The foregoing description of the embodiment of the invention has been presented for the purpose of illustration and description. It is not intended to be exhaustive and to limit the invention to the precise form disclosed. Modifications or variations are possible in light of the above teaching. The embodiment was chosen and described to provide the best illustration of the principles of the invention and its practical application, and to enable one of ordinary skill in the art to utilize the invention in various embodiments and with various modifications as are suited to the particular use contemplated.

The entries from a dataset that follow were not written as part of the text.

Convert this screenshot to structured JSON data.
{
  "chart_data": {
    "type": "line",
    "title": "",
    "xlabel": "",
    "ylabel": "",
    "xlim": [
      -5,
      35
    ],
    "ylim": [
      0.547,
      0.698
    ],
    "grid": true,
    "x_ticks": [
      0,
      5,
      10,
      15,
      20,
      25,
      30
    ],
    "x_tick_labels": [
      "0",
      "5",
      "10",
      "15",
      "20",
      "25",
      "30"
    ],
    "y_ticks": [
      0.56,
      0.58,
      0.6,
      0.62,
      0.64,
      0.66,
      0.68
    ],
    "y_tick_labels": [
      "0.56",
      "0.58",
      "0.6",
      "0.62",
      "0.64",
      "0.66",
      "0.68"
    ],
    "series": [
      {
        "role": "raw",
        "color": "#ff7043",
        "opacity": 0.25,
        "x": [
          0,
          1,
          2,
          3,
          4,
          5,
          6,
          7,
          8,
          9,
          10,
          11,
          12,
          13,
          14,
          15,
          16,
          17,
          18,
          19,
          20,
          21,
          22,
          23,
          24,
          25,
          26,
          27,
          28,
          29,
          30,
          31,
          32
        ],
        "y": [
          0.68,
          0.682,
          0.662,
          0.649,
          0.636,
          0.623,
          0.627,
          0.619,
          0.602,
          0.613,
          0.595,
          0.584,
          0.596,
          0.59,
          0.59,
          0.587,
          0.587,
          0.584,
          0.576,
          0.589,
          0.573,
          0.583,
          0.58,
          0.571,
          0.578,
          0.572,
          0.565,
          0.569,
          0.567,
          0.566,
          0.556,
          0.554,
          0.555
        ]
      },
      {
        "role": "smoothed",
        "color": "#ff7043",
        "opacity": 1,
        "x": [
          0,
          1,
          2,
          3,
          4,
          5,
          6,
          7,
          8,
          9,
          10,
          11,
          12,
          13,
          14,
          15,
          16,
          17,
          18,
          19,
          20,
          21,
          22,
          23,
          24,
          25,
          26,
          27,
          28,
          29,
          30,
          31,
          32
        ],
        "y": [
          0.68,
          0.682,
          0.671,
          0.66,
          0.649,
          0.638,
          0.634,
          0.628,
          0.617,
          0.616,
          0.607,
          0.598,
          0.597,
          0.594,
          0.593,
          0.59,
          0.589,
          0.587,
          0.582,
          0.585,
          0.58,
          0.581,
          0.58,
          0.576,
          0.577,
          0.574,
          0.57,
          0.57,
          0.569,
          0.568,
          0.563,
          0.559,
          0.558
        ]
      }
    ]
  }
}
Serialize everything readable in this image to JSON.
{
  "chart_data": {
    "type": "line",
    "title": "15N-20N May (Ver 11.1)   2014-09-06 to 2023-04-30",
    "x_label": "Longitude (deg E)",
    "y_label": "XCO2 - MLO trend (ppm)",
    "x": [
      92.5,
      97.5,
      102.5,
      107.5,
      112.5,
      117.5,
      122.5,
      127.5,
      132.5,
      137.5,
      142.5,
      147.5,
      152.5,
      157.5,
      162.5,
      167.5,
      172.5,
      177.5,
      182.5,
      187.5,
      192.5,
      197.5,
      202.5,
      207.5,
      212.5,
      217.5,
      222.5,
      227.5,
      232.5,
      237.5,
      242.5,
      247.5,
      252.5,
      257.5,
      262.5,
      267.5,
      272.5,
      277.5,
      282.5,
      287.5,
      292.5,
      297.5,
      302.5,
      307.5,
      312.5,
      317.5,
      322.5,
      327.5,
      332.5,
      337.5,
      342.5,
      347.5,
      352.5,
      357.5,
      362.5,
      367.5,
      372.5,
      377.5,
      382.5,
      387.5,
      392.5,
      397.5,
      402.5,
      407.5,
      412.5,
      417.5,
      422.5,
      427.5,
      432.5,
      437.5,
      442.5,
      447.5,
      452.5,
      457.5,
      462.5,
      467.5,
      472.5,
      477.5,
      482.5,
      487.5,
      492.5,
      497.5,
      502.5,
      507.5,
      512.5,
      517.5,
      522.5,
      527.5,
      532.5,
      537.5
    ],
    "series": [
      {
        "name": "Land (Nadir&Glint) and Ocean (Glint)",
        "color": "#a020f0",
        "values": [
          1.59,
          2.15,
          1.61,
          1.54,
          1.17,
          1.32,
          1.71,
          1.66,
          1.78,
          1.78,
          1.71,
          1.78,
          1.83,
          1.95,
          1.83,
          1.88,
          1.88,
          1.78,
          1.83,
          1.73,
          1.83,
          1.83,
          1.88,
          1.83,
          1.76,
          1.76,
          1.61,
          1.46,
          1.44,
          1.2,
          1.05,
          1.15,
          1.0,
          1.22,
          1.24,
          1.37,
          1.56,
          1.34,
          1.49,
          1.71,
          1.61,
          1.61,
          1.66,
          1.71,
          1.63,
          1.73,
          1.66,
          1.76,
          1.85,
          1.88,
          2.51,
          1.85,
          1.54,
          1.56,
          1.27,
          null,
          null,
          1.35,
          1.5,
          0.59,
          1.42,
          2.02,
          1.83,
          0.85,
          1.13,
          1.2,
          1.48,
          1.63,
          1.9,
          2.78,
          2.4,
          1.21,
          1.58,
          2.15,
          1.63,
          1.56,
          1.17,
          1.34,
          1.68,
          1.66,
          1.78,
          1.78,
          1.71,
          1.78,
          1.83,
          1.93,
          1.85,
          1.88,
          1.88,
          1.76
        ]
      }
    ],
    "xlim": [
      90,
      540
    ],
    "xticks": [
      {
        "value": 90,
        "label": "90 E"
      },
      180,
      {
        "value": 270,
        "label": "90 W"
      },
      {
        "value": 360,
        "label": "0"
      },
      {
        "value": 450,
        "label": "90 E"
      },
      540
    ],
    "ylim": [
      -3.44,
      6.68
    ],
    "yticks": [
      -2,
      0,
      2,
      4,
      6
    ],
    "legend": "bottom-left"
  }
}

All such modifications and variations are within the scope of the invention as determined by the appended claims when interpreted in accordance with the breadth to which they are fairly, legally, and equitably entitled.

Claims

A connector comprising:
a housing;

a module; and

a hood, wherein

the module is composed of a terminal and an insulator, the terminal being configured to be attached to an end of a cable and to be connected with a mating terminal of a mating connector, the insulator accommodating and holding the terminal,

the insulator includes two spring pieces and two protrusions, the two spring pieces being formed on respective outer surfaces that are positioned on mutually opposite sides, the two protrusions being formed on the two spring pieces respectively in a manner to protrude mutually outward,

the housing has an accommodation space surrounded by side walls, the side walls having a pair of through holes formed at mutually opposed positions thereof,

the module is positioned and accommodated in the accommodation space to be attached to the housing in a manner such that each of the two protrusions is fitted from an inside into each of the pair of through holes, the hood is composed of two split bodies that can be separated from and joined to each other, and a projecting portion is formed on each of the two split bodies,

the hood can be positioned and fixed on the housing in a manner such that the projecting portion of each of the two split bodies is fitted from an outside into each of the pair of through holes and the two split bodies are fastened to each other with a fastening means, and

given that a connecting direction between the terminal and the mating terminal is defined as an up and down direction, the two split bodies have shapes such that a straight lead-out hole through which the cable can be led out of the hood upward and an angled lead-out hole through which the cable can be led out of the hood in a direction orthogonal to the up and down direction are formed in a state in which the hood is positioned and fixed on the housing.
The connector according to Claim 1, wherein
the side walls have another one or more pairs of through holes adapted for attaching another one or more modules to the housing, each of said another one or more through holes being formed at another two mutually opposed positions of the side walls.
The connector according to Claim 1 or 2, wherein
the straight lead-out hole and the angled lead-out hole have mutually-equal shapes and dimensions, and

the connector further comprises a grommet that can close arbitrary one of the straight lead-out hole and the angled lead-out hole.
The connector according to Claim 1 or 2, wherein
each of the two split bodies is formed with a bundling-band threading hole, and

the two split bodies can be fastened to each other by a bundling-band as the fastening means that is threaded through the bundling-band threading holes of the two split bodies.